Saturday, October 29, 2011

... and Response

There's a story I like to tell when I run into another native New Yorker away from the Big Apple. Shortly after college, being still active in campus theater and known to have a car, I was giving some undergrad members of the Stevens Dramatic Society (who knew me casually as "that older guy" who did Drood") a ride to a play. When my intended path along Route 46 was, shall we say, interrupted by an aggressive driver, I responded by stating my disapproval clearly and completely using the vocabulary I'd acquired during my months of driver education in the outer boroughs. With hand gestures.

And one of my young friends in the back seat immediately said "I didn't know you were from New York!"

Aside from confirming for the specific regional flair of dialectal Brooklynese, this tells me two things: that a specific mode of communication can provide an immediate, leveling, and intimate link, and that emotion - especially negative emotion - is a great font of energy from which to fuel said communication. What it doesn't tell me is that swearing at a guy in a beat-up Cherokee is great communication.

Or, in a more artful context, consider that while a visceral response may provoke a strong sense of identification, and that may be a powerfully felt and meaningful experience, that cannot be confused with great art. This idea pokes its head out a lot at open mikes, where people will present freshly-minted poems of protest and observation and receive timely attaboys and amens. Can be valuable, community-building, reinforcing. But it's usually not art. Not any more than a good standup comedy routine, anyway.

Consider the standups. Who are the great standup comedians today? There are a few that I'll stop and watch if I catch them flipping channels - Ron White, Kathleen Madigan, and Jeff Dunham among others*. I think they're terrific at their craft. And funny. And while I'll always stop and watch them, I'm not archiving their stuff to share it with my kids when they're old enough. Now, George Carlin, on the other hand... Carlin was political, vitriolic, and at times (almost) as dirty as some of the current crop. But his craft was honed at another level, one which made it timeless. The Seven Words You Can't Say On Television have all been said on television this year (four of them on "free" TV), but the routine still rings out with humor and purpose, and doesn't rely only on the shock value of the words - which is good because they don't have much of that commodity left.

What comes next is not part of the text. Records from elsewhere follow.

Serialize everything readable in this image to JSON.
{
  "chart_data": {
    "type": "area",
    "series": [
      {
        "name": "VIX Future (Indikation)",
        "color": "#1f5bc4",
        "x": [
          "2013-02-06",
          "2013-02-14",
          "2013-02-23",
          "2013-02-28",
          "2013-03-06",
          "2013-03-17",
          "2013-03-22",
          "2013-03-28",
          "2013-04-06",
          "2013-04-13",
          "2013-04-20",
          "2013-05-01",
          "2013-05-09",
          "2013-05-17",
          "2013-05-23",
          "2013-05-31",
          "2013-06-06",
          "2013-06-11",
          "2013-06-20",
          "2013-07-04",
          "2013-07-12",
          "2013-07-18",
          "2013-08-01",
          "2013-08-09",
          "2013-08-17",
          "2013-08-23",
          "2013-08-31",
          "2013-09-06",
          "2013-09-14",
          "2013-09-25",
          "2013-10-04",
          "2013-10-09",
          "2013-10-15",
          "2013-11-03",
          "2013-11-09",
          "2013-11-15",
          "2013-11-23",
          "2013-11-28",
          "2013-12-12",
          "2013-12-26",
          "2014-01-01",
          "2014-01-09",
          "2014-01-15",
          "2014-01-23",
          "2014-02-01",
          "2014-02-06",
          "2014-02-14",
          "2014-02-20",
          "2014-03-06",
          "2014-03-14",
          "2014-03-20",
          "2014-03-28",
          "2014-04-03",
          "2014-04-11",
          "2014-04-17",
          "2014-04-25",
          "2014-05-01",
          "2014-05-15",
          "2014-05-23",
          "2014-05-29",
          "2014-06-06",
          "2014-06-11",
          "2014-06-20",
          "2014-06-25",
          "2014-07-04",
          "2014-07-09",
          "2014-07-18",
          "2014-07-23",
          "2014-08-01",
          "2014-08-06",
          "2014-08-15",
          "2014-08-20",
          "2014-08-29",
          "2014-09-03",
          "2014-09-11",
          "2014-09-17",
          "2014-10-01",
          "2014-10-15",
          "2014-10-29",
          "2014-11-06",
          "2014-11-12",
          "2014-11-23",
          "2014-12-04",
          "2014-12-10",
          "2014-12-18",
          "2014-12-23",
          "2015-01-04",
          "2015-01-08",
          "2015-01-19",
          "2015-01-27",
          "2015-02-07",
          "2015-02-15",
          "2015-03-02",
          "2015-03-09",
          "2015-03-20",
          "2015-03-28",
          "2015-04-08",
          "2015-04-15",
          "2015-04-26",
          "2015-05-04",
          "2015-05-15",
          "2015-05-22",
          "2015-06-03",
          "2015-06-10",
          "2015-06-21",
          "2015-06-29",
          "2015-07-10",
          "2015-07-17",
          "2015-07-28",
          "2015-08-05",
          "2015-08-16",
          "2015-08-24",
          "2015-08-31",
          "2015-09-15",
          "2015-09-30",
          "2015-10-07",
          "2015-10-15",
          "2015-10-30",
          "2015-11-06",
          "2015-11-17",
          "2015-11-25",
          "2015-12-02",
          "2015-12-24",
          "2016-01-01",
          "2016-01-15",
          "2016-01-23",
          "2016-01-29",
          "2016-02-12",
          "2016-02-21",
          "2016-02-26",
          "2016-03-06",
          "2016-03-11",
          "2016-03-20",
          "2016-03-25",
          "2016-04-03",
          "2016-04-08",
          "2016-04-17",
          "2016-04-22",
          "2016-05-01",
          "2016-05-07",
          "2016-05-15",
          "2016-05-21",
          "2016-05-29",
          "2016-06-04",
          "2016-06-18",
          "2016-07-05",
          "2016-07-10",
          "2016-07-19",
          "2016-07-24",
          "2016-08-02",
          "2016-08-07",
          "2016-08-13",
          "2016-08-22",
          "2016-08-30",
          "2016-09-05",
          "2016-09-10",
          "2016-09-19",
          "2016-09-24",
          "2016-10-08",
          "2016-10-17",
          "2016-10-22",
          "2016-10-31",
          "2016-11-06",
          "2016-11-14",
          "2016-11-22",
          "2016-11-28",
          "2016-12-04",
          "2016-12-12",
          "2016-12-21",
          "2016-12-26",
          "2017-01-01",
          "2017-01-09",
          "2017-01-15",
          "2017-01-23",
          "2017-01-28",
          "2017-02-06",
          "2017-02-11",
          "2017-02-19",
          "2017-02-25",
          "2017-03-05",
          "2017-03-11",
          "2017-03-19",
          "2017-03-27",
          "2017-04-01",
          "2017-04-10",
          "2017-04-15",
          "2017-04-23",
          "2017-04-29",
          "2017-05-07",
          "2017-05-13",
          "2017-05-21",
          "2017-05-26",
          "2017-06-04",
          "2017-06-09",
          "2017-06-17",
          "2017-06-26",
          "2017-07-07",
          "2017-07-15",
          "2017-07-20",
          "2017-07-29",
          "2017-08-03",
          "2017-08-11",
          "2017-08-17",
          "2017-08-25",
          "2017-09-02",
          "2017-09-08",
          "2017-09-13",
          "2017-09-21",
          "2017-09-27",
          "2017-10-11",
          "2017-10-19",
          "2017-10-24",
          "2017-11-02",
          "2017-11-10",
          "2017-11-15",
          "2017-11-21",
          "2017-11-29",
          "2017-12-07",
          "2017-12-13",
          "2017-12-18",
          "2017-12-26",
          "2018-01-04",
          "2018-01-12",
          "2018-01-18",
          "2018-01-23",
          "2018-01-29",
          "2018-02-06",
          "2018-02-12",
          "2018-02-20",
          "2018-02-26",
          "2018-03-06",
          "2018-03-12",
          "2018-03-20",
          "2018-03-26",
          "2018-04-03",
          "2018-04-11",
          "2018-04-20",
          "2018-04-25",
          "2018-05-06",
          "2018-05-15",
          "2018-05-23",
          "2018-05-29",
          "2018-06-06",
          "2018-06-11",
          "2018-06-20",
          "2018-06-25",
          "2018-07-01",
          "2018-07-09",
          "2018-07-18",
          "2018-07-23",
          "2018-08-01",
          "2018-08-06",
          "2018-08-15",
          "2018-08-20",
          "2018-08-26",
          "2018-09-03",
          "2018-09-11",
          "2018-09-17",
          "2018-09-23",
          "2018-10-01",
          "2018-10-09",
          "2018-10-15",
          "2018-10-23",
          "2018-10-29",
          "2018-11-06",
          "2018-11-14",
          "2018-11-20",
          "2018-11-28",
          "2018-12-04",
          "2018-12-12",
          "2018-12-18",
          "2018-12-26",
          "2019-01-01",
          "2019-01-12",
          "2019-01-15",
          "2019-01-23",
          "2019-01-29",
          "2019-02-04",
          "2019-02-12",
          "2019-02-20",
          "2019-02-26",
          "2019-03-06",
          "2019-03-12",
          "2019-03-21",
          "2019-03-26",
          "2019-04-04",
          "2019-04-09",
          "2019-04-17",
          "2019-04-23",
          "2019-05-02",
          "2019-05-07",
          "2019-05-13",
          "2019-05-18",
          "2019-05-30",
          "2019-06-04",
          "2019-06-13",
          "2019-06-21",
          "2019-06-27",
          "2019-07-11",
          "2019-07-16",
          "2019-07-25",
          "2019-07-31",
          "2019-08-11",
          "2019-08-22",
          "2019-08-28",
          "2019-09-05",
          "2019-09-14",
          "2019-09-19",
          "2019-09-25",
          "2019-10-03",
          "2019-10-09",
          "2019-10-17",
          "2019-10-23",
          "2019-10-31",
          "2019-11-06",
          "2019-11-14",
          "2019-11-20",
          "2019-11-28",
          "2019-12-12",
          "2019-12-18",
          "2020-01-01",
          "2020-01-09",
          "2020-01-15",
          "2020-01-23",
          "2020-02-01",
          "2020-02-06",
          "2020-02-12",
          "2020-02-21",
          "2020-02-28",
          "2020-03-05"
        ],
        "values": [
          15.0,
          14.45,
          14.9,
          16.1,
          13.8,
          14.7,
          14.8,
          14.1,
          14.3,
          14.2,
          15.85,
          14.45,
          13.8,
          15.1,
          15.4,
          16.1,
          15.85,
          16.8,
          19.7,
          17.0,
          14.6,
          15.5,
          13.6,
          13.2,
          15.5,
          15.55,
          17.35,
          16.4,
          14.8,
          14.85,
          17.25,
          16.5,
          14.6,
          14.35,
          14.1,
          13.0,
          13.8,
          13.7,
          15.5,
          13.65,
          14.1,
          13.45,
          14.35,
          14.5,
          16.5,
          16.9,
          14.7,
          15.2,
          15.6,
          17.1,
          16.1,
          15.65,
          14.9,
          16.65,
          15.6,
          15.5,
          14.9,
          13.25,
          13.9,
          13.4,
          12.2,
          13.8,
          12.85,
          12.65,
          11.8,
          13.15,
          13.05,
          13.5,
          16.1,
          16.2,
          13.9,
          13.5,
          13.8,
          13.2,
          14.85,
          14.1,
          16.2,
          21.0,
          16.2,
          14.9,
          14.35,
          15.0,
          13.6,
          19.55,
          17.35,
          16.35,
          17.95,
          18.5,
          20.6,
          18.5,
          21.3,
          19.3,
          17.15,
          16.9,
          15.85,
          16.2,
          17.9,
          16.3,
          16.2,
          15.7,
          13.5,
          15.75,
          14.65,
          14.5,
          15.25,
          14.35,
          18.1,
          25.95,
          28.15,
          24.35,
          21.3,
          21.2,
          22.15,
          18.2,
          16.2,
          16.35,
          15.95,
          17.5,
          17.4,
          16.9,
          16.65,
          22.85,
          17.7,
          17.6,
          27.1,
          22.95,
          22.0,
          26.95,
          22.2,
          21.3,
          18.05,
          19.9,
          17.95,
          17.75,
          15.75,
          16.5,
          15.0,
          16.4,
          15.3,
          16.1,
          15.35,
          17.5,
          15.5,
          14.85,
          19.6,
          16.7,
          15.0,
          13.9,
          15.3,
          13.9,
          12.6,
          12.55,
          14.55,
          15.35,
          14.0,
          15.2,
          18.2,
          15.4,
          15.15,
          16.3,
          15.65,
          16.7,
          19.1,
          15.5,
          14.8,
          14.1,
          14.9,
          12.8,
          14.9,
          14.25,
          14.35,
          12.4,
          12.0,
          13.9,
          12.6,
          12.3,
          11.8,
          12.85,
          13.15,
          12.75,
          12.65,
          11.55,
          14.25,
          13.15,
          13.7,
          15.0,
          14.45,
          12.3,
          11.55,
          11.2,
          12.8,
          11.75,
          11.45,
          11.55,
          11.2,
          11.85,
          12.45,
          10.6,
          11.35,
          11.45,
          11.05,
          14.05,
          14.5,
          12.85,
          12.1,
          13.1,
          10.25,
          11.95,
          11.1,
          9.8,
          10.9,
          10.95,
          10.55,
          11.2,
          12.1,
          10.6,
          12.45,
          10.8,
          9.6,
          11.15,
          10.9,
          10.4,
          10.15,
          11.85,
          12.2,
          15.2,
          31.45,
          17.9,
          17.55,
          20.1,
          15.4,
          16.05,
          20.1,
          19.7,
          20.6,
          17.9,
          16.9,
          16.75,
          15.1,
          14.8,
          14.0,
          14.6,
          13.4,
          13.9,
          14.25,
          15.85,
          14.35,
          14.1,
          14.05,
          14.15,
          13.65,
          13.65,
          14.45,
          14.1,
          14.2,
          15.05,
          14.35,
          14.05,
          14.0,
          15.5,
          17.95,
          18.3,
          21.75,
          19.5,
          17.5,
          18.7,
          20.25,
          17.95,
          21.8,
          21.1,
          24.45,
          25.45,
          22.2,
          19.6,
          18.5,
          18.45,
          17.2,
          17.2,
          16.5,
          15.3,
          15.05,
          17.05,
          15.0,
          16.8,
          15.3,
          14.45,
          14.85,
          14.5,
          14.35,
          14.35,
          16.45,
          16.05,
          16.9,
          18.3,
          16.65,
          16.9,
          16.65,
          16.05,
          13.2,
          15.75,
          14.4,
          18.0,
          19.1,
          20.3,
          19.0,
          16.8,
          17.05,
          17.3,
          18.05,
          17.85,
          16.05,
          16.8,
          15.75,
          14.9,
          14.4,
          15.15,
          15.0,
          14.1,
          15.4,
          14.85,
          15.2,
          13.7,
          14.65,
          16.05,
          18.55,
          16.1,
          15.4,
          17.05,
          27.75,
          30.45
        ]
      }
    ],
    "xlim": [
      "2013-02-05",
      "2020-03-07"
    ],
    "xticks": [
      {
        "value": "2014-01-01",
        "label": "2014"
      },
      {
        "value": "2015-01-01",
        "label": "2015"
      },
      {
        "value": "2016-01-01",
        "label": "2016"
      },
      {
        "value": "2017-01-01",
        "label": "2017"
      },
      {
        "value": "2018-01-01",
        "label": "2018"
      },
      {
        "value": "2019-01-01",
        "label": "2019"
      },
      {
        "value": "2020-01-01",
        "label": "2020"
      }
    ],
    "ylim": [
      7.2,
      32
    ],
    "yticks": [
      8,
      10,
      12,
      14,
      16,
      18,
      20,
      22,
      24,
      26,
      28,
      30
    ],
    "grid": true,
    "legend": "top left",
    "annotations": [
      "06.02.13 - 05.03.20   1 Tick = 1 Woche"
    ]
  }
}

I expect out poets to give the same effort when creating works of protest or witness. Not that the act of witness is not in itself important, but recognize that shock (disgust, disappointment...) is not enough; that there is crafting and distance required to apply Wordsworth's classic definition and make the witnessing into a poem. In Fooling with Words, Mark Doty admitted that many of his poems start when they "come tumbling of him", but that this isn't the poem; it's "a cry" which is refined through the physical crafting of language. Consider that when people turned to poetry in September 2001, they turned largely to a poem written in 1939; that suggests something about the works created in the years in between.

My own work crosses into witness infrequently, but when I head that way, it's usually later, when I've decided what I want to say, and whether it's something that I can say well. That last piece is important to me.

It's the value that the poet brings.



* - I'm also partial to an old Bob Newhart Button-Down Mind bit on Sirius!